Com desrespeito aos direitos básicos do cidadão, desrespeito ao Estatuto da Cidade em relação ao direito à moradia, não reconhecimento da posse... É absolutamente criminosa a forma como têm ocorrido as remoções, em geral, no Brasil, e especificamente no Rio de Janeiro.

Isso se dá historicamente ou há uma intensificação com os megaeventos?

Tem acontecido historicamente, mas com uma absoluta intensificação por conta dos megaeventos. Os pequenos avanços que foram alcançados ao longo dos últimos anos, com o Estatuto da Cidade, com a resolução sobre conflitos aprovada pelo conselho das cidades, são absolutamente ignorados, atropelados pelos procedimentos que vêm sendo adotados pelos governos que estão envolvidos com as intervenções vinculadas à Copa do Mundo e às olimpíadas.

Uma série de exceções são acordadas para a promoção de eventos como a Copa do Mundo: flexibilidade nas licitações, não-publicização de orçamentos etc, além de um alto grau de interferência direta da Fifa, se sobrepondo, inclusive aos governos.

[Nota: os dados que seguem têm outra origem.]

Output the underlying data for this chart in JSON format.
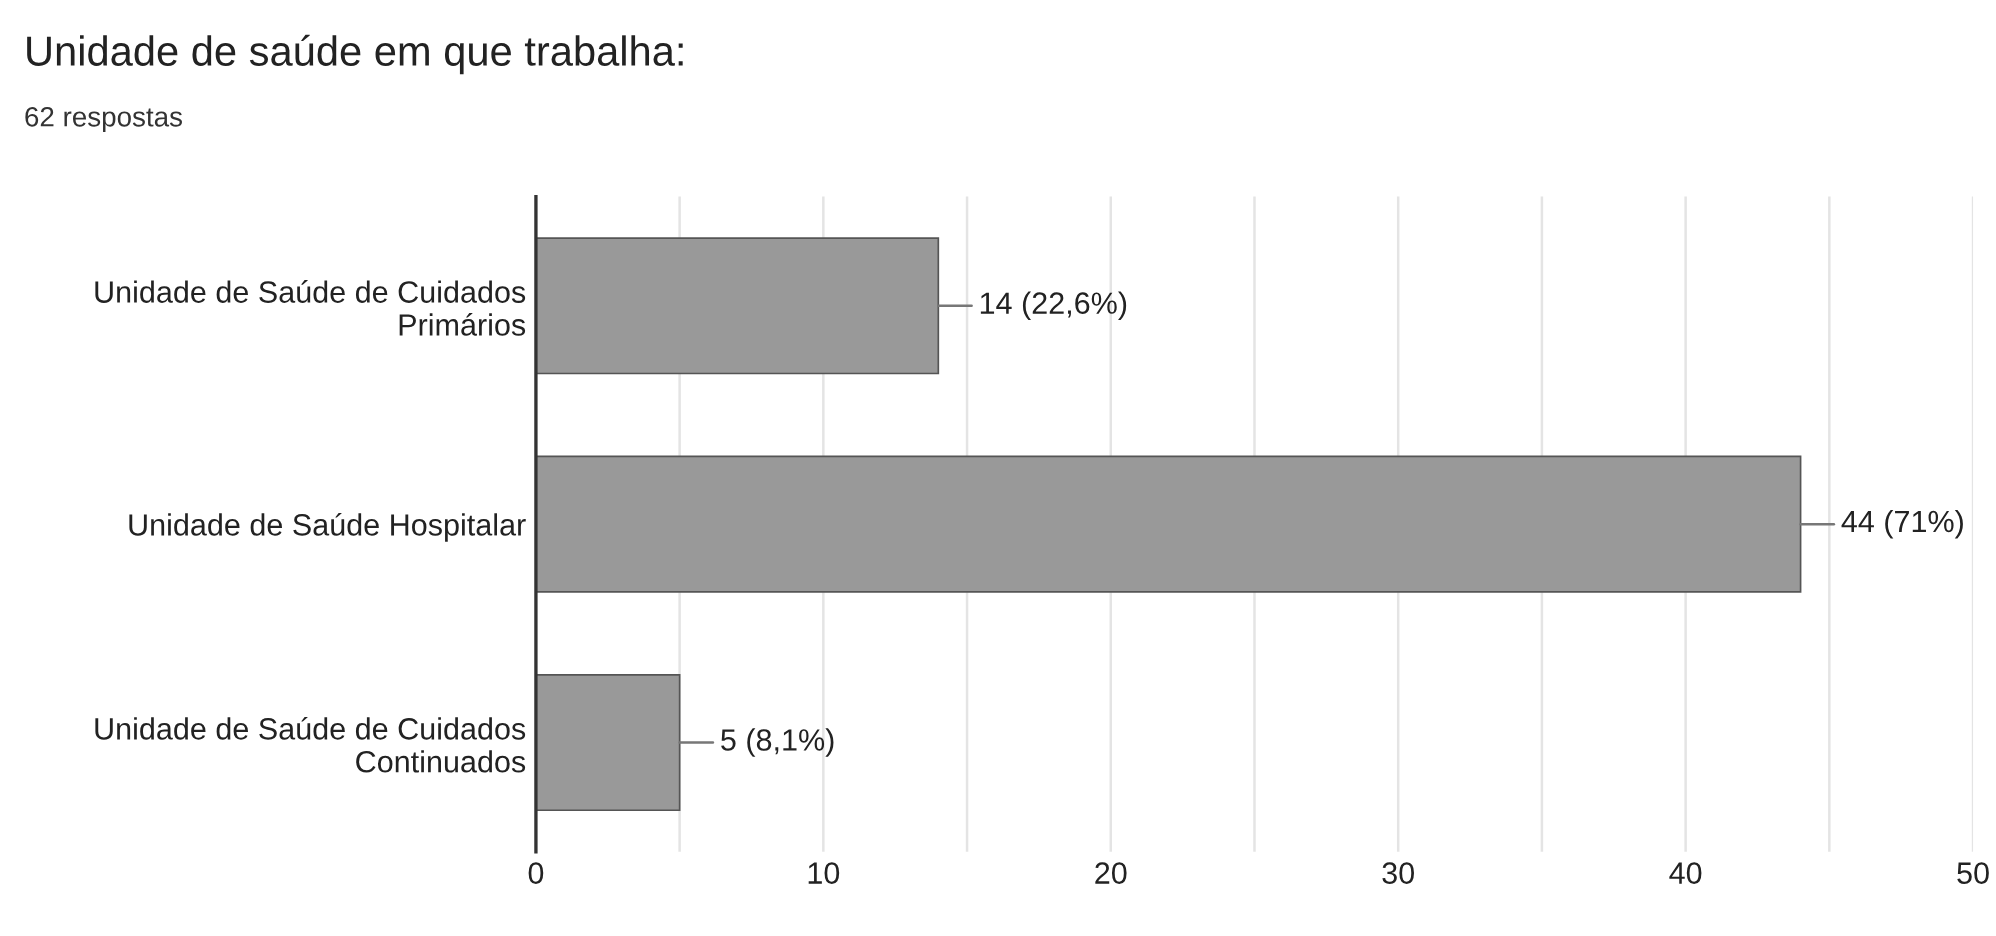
{
  "chart_data": {
    "type": "bar",
    "orientation": "horizontal",
    "title": "Unidade de saúde em que trabalha:",
    "subtitle": "62 respostas",
    "categories": [
      "Unidade de Saúde de Cuidados\nPrimários",
      "Unidade de Saúde Hospitalar",
      "Unidade de Saúde de Cuidados\nContinuados"
    ],
    "values": [
      14,
      44,
      5
    ],
    "color": "#999999",
    "value_labels": [
      "14 (22,6%)",
      "44 (71%)",
      "5 (8,1%)"
    ],
    "xlim": [
      0,
      50
    ],
    "xticks": [
      0,
      {
        "value": 5,
        "label": null
      },
      10,
      {
        "value": 15,
        "label": null
      },
      20,
      {
        "value": 25,
        "label": null
      },
      30,
      {
        "value": 35,
        "label": null
      },
      40,
      {
        "value": 45,
        "label": null
      },
      50
    ],
    "grid": "x",
    "legend": false
  }
}
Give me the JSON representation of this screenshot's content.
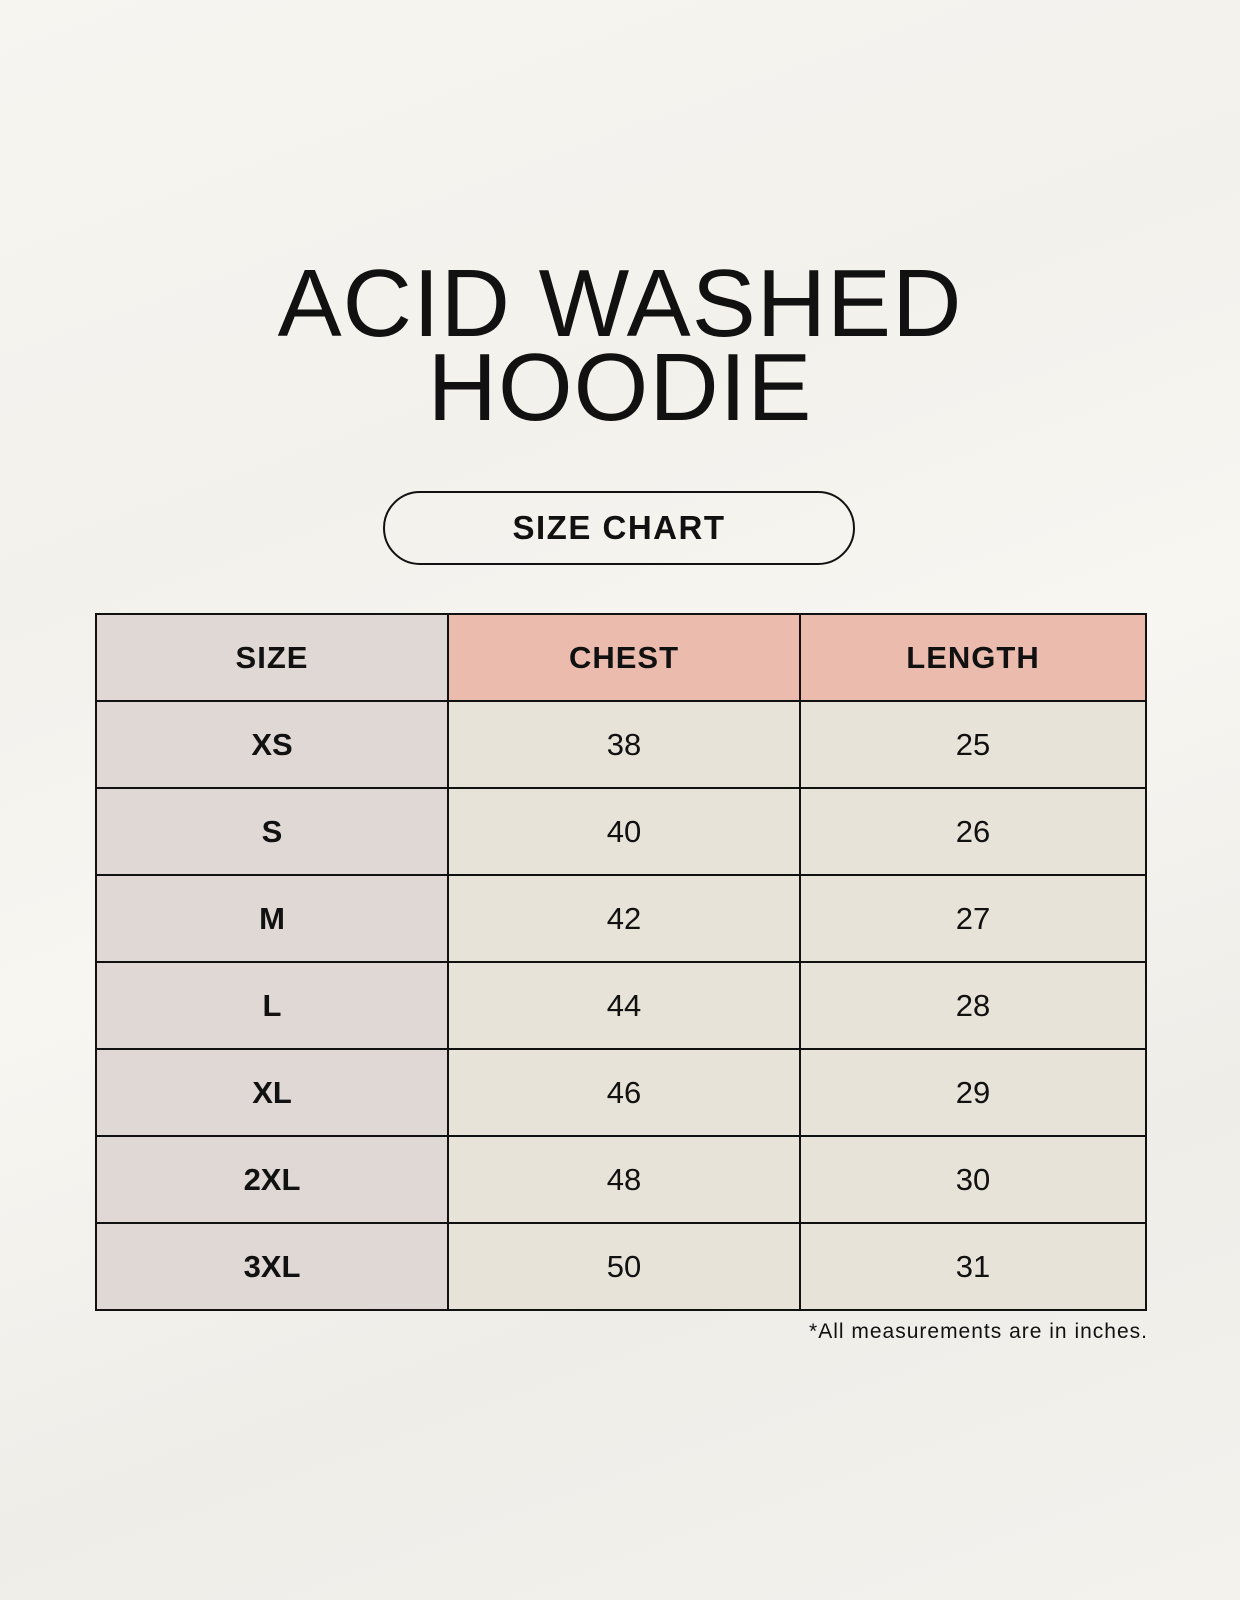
{
  "title": {
    "line1": "ACID WASHED",
    "line2": "HOODIE"
  },
  "badge": "SIZE CHART",
  "table": {
    "headers": [
      "SIZE",
      "CHEST",
      "LENGTH"
    ],
    "rows": [
      {
        "size": "XS",
        "chest": "38",
        "length": "25"
      },
      {
        "size": "S",
        "chest": "40",
        "length": "26"
      },
      {
        "size": "M",
        "chest": "42",
        "length": "27"
      },
      {
        "size": "L",
        "chest": "44",
        "length": "28"
      },
      {
        "size": "XL",
        "chest": "46",
        "length": "29"
      },
      {
        "size": "2XL",
        "chest": "48",
        "length": "30"
      },
      {
        "size": "3XL",
        "chest": "50",
        "length": "31"
      }
    ]
  },
  "footnote": "*All measurements are in inches.",
  "colors": {
    "size_column": "#dfd8d4",
    "header_accent": "#ebbcae",
    "value_cells": "#e8e3d9"
  }
}
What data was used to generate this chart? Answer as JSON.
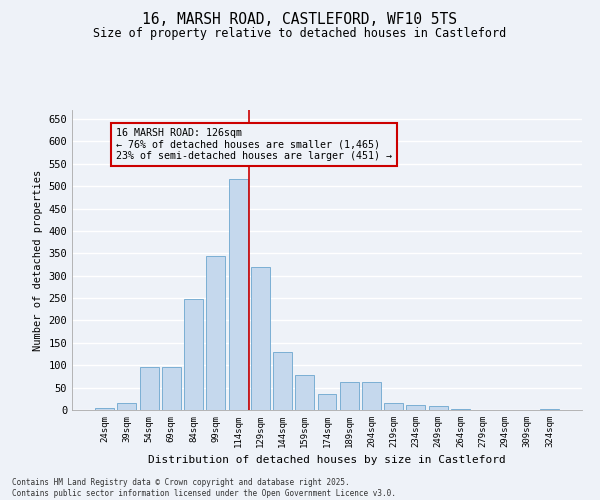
{
  "title_line1": "16, MARSH ROAD, CASTLEFORD, WF10 5TS",
  "title_line2": "Size of property relative to detached houses in Castleford",
  "xlabel": "Distribution of detached houses by size in Castleford",
  "ylabel": "Number of detached properties",
  "categories": [
    "24sqm",
    "39sqm",
    "54sqm",
    "69sqm",
    "84sqm",
    "99sqm",
    "114sqm",
    "129sqm",
    "144sqm",
    "159sqm",
    "174sqm",
    "189sqm",
    "204sqm",
    "219sqm",
    "234sqm",
    "249sqm",
    "264sqm",
    "279sqm",
    "294sqm",
    "309sqm",
    "324sqm"
  ],
  "values": [
    5,
    15,
    97,
    97,
    248,
    345,
    515,
    320,
    130,
    78,
    35,
    63,
    63,
    15,
    12,
    10,
    2,
    1,
    0,
    1,
    2
  ],
  "bar_color": "#c5d8ed",
  "bar_edge_color": "#7bafd4",
  "vline_color": "#cc0000",
  "vline_position": 6.5,
  "property_label": "16 MARSH ROAD: 126sqm",
  "annotation_line1": "← 76% of detached houses are smaller (1,465)",
  "annotation_line2": "23% of semi-detached houses are larger (451) →",
  "annotation_box_color": "#cc0000",
  "annotation_box_bg": "#eef2f8",
  "ylim": [
    0,
    670
  ],
  "yticks": [
    0,
    50,
    100,
    150,
    200,
    250,
    300,
    350,
    400,
    450,
    500,
    550,
    600,
    650
  ],
  "background_color": "#eef2f8",
  "grid_color": "#ffffff",
  "footer_line1": "Contains HM Land Registry data © Crown copyright and database right 2025.",
  "footer_line2": "Contains public sector information licensed under the Open Government Licence v3.0."
}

Eu queria que você falasse sobre como as regras institucionais e a relação público-privado se alteram nesses momentos.

É exatamente isso. A Fifa, lembremos, é uma entidade privada. Você tem uma subordinação enorme. Inclusive o fórum de resolução de conflitos não é o Brasil durante a Copa. Não há palavras para expressar o absurdo dessa situação. Obviamente isso revela o poder econômico da Fifa, de intermediar recursos simbólicos e financeiros para os países que disputam o direito de sediar a Copa. E, para alcançar esse “privilégio”, os países subordinam os interesses nacionais aos interesses da Fifa. Isso só mostra o poder dos investidores — a Fifa, na verdade, está intermediando interesses muito maiores — nessa nova governança urbana.

Os passivos costumam ser maiores do que os ganhos?

Há muitos estudos mostrando isso: Montreal, por exemplo, está com dívida até hoje... Mas eu acho que é mais complexo. Se só tem passivo, por que os governos querem? Eu acho que existem passivos para alguns e lucros grandes para outros. É importante desnudar os vencedores, aqueles que ganham com esses eventos e aqueles que perdem — a população de rua, os camelôs, as prostitutas, os favelados, que são os primeiros a serem varridos. A meu ver, na maior parte dos casos, não é um jogo tão simples de se identificar vencedores e perdedores. Há uma complexidade de ganhos e perdas distribuídos desigualmente entre os agentes ao longo desse processo.